Rhode Island was left at the altar, all dressed
up with a 37-20 record and a RPI of 57 and no place to go.
“They took it good, as good as they could have,”
said Foster about his team Monday afternoon. “They were
heartbroken, they were very disappointed. It’s just
unfortunate.”
As he watched the pairings, Foster got a sense of
what was about to happen.
“When I saw Oklahoma State get in as a three
seed, I knew we were in trouble,” Foster said.
One by one, at-large spots were being filled:
George Mason, Kansas and Western Kentucky were on the right side
of the bubble. Then, in the final Regional bracket, Baylor
became the third Big 12 bubble team to get the call.
“For it to be taken away, it really is a crime,”
Foster said.
Foster’s frustration was directed at the NCAA
selection committee – chaired by Tim Weiser, a former athletic
director at Kansas State and the deputy commissioner of the Big
12 – and not toward any one team, even though Oklahoma State’s
inclusion was the selection that raised the most eyebrows. The
Cowboys had a RPI of 25 and a record of 32-22, but they missed
the Big 12 conference tourney with a ninth-place finish (9-16)

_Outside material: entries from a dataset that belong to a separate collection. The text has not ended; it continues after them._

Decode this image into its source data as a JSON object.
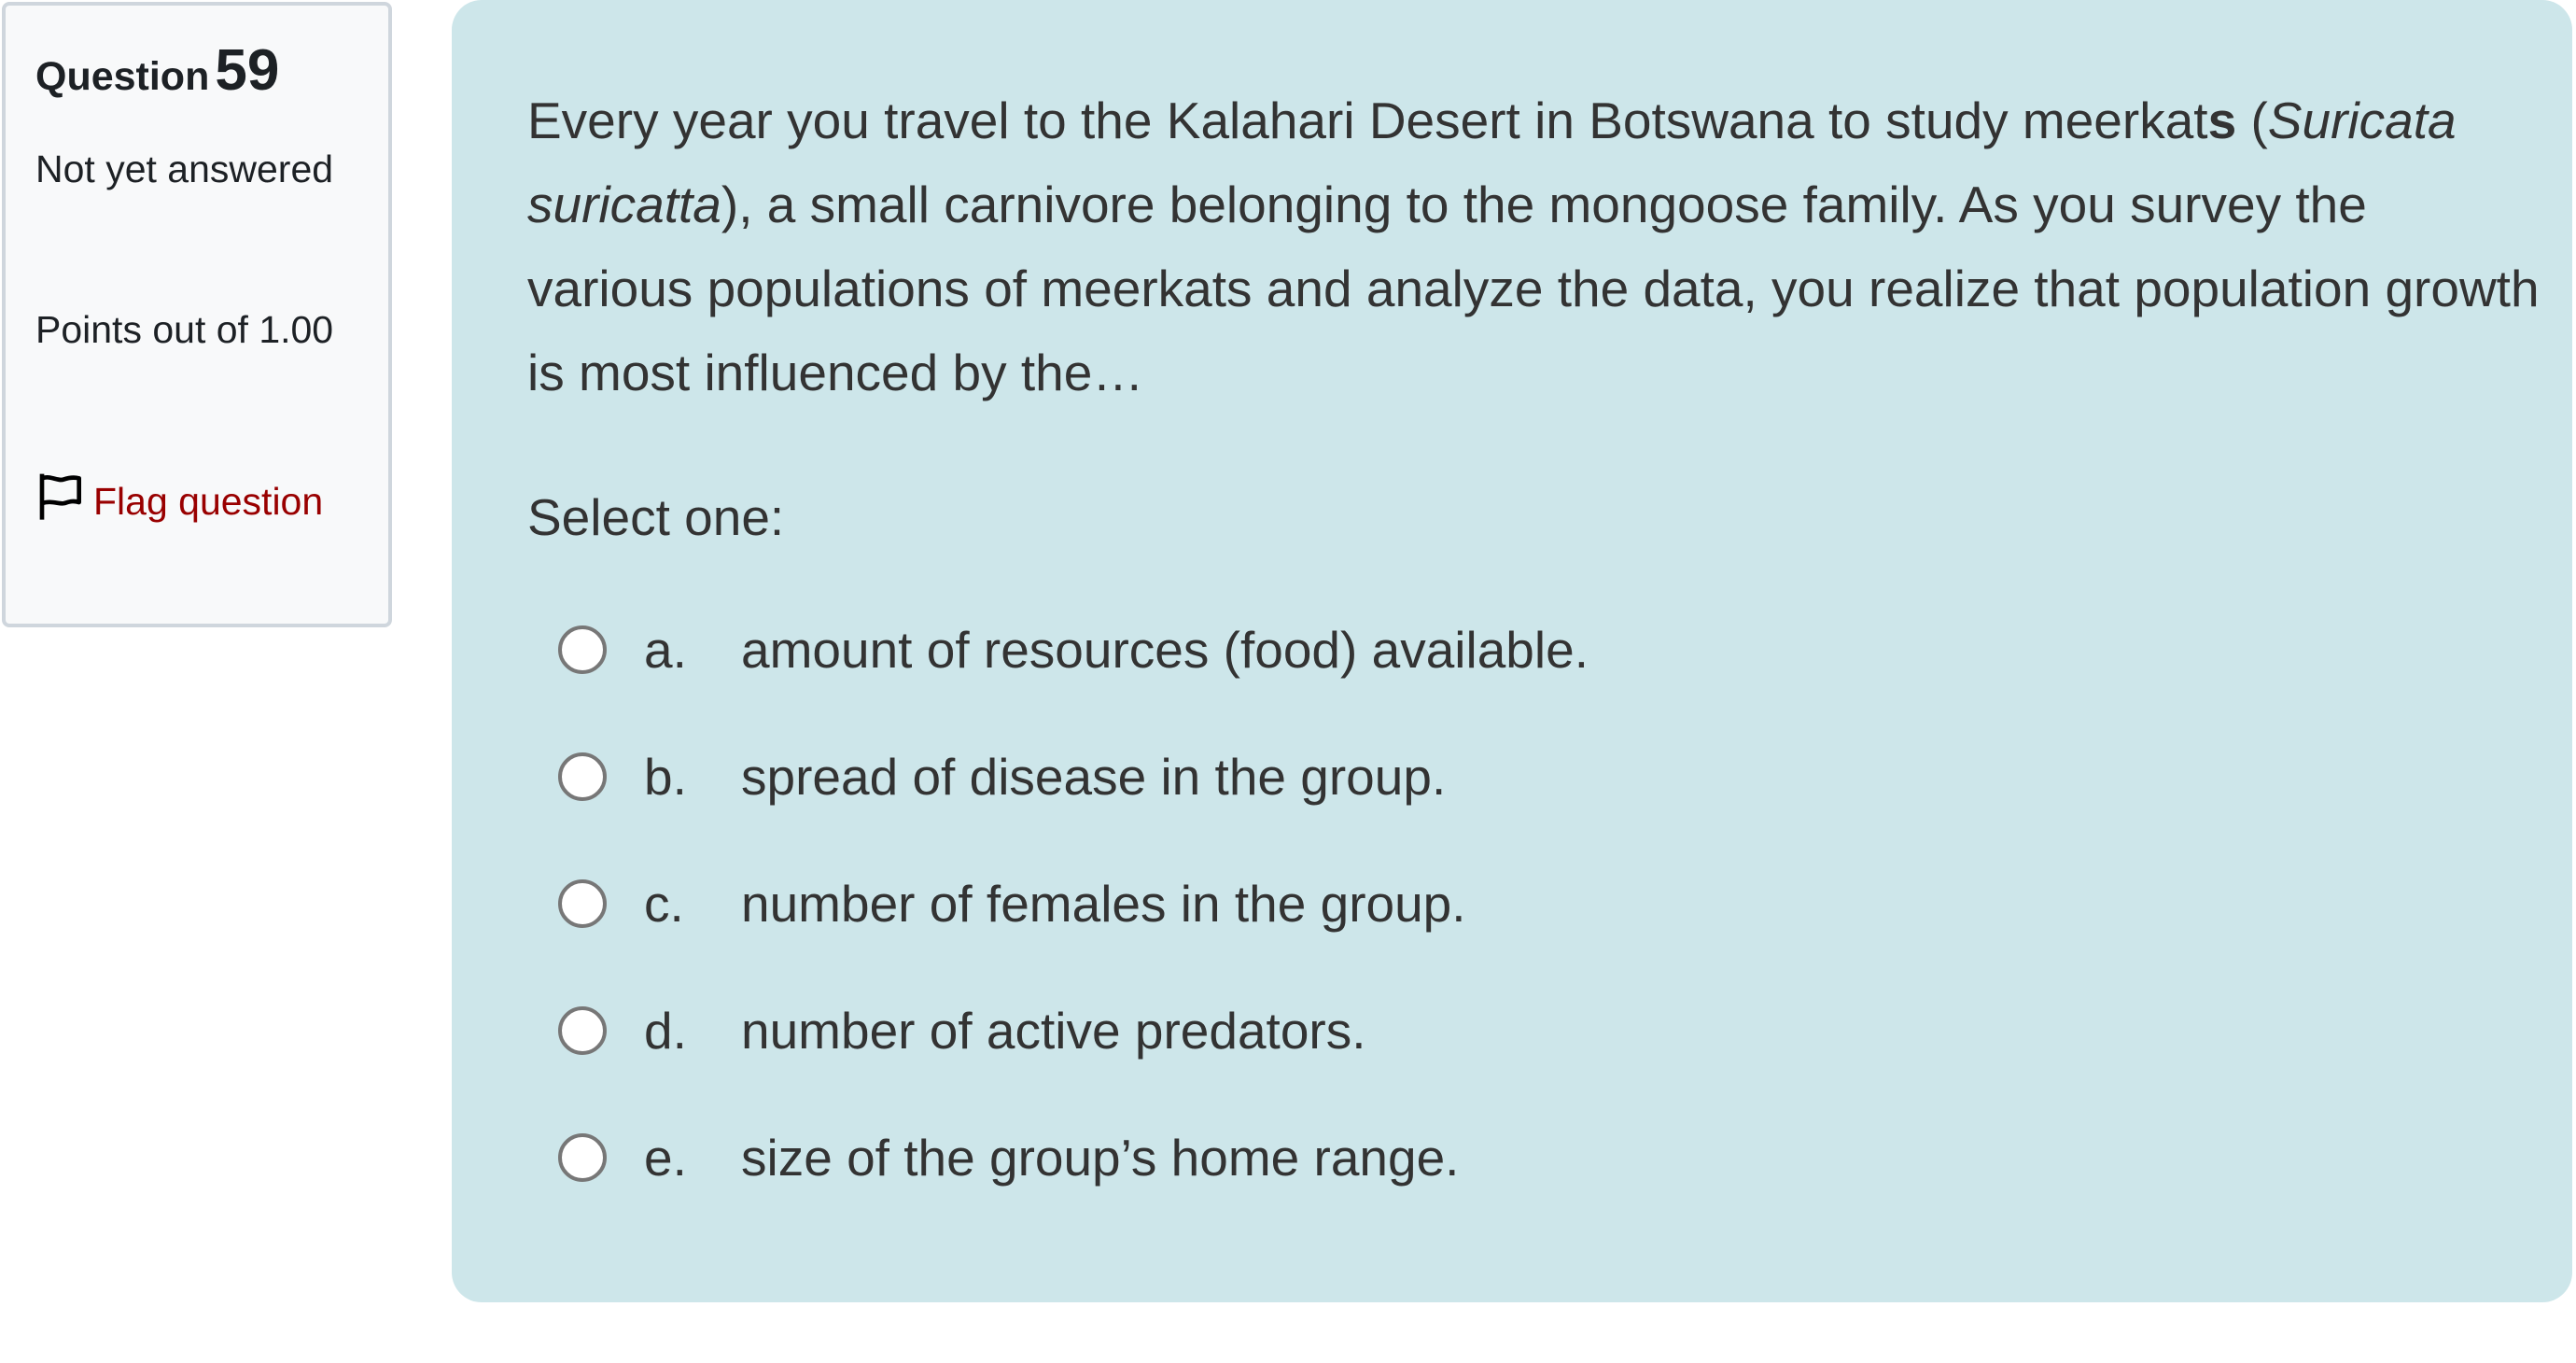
{
  "info": {
    "question_label": "Question",
    "question_number": "59",
    "state": "Not yet answered",
    "grade": "Points out of 1.00",
    "flag_label": "Flag question"
  },
  "question": {
    "text_part1": "Every year you travel to the Kalahari Desert in Botswana to study meerkat",
    "text_bold_s": "s",
    "text_part2": " (",
    "species_italic": "Suricata suricatta",
    "text_part3": "), a small carnivore belonging to the mongoose family.  As you survey the various populations of meerkats and analyze the data, you realize that population growth is most influenced by the…",
    "prompt": "Select one:",
    "options": [
      {
        "letter": "a.",
        "text": "amount of resources (food) available."
      },
      {
        "letter": "b.",
        "text": "spread of disease in the group."
      },
      {
        "letter": "c.",
        "text": "number of females in the group."
      },
      {
        "letter": "d.",
        "text": "number of active predators."
      },
      {
        "letter": "e.",
        "text": "size of the group’s home range."
      }
    ]
  },
  "colors": {
    "panel_bg": "#cde6ea",
    "flag_link": "#990000"
  }
}
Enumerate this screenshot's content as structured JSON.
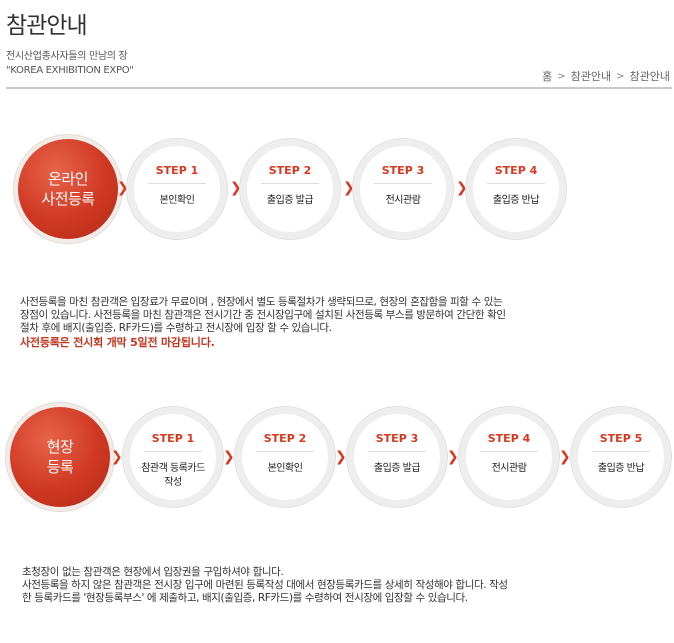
{
  "header": {
    "title": "참관안내",
    "subtitle_line1": "전시산업종사자들의 만남의 장",
    "subtitle_line2": "\"KOREA EXHIBITION EXPO\""
  },
  "breadcrumb": [
    "홈",
    "참관안내",
    "참관안내"
  ],
  "online": {
    "title_line1": "온라인",
    "title_line2": "사전등록",
    "steps": [
      {
        "num": "STEP 1",
        "label": "본인확인"
      },
      {
        "num": "STEP 2",
        "label": "출입증 발급"
      },
      {
        "num": "STEP 3",
        "label": "전시관람"
      },
      {
        "num": "STEP 4",
        "label": "출입증 반납"
      }
    ],
    "desc_lines": [
      "사전등록을 마친 참관객은 입장료가 무료이며 , 현장에서 별도 등록절차가 생략되므로, 현장의 혼잡함을 피할 수 있는",
      "장점이 있습니다. 사전등록을 마친 참관객은 전시기간 중 전시장입구에 설치된 사전등록 부스를 방문하여 간단한 확인",
      "절차 후에 배지(출입증, RF카드)를 수령하고 전시장에 입장 할 수 있습니다."
    ],
    "notice": "사전등록은 전시회 개막 5일전 마감됩니다."
  },
  "onsite": {
    "title_line1": "현장",
    "title_line2": "등록",
    "steps": [
      {
        "num": "STEP 1",
        "label_line1": "참관객 등록카드",
        "label_line2": "작성"
      },
      {
        "num": "STEP 2",
        "label_line1": "본인확인",
        "label_line2": ""
      },
      {
        "num": "STEP 3",
        "label_line1": "출입증 발급",
        "label_line2": ""
      },
      {
        "num": "STEP 4",
        "label_line1": "전시관람",
        "label_line2": ""
      },
      {
        "num": "STEP 5",
        "label_line1": "출입증 반납",
        "label_line2": ""
      }
    ],
    "desc_lines": [
      "초청장이 없는 참관객은 현장에서 입장권을 구입하셔야 합니다.",
      "사전등록을 하지 않은 참관객은 전시장 입구에 마련된 등록작성 대에서 현장등록카드를 상세히 작성해야 합니다. 작성",
      "한 등록카드를 '현장등록부스' 에 제출하고, 배지(출입증, RF카드)를 수령하여 전시장에 입장할 수 있습니다."
    ]
  },
  "colors": {
    "accent": "#d8381f",
    "circle_red": "#cf3823"
  },
  "icons": {
    "arrow": "chevron-right-icon",
    "breadcrumb_sep": "chevron-right-icon"
  }
}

and won two conference series all year.
Most years, there would be no real way to compare
the Cowboys and Rams, but this year, Rhode Island traveled to
Stillwater, Okla., to play four games against Oklahoma State and
Cal State Fullerton – not a typical weekend road trip for a
Northeast school. The result? The Rams and Cowboys split, OSU
winning 14-2 and URI winning 5-4 in the fourth game of the
tourney. In between, the Rams were pounded 17-3 by Cal State
Fullerton and then lost 4-3 to the eventual No. 2 national seed.
“I’m just proud of the way my guys played,” he
said. “I don’t want to jump on Oklahoma State either. They play
in a great conference. But they only won two conference series.
I hate to say it, but I think you have to do a little better
than that.”
Before the trip to Stillwater, the Rams played a
tourney at N.C. State and beat the Wolfpack. They went on a
Florida trip where they beat Miami (Fla.) and Ohio State. They
finished 19-6 in league play, just behind Dayton (21-6), and
then lost in the final of the A-10 tourney. Rhode Island didn’t
play at home until April 4, 26 games into the season.
“You couldn’t have done anything more than we
did; we did what we had to do,” Foster said.
He talked about the challenges Northeast schools
face when scheduling. And he talked about the fact that his
program is doing less with more – Rhode Island has 2.6 baseball
scholarships, far below the allowed maximum of 11.7.
“It’s not like we have the resources all these
schools have,” Foster said. “We’re getting kids that love the
game of baseball. They’re not the most highly recruited kids out
of high school, but they’re damn good.”
And while he knows they had a chance to win the
A-10 tourney (“We were set up to do it, but we didn’t do
it…Xavier played great.”) and that the likes of Oklahoma State
and Baylor “can make a damn good run,” Foster feels cheated by
the system. He worked his schedule about two years in advance to
replace weekend series with RPI-damaging Northeast schools with
national powers. And to top things off, the Rams responded with
some big wins.
Rhode Island woke up Monday on the brink of an
at-large bid to the NCAA tournament. It goes to bed – along with
countless other mid-majors and Northern schools – wondering what
else it could have done.
“It’s a terrible message,” Foster said of the
news delivered by the NCAA committee.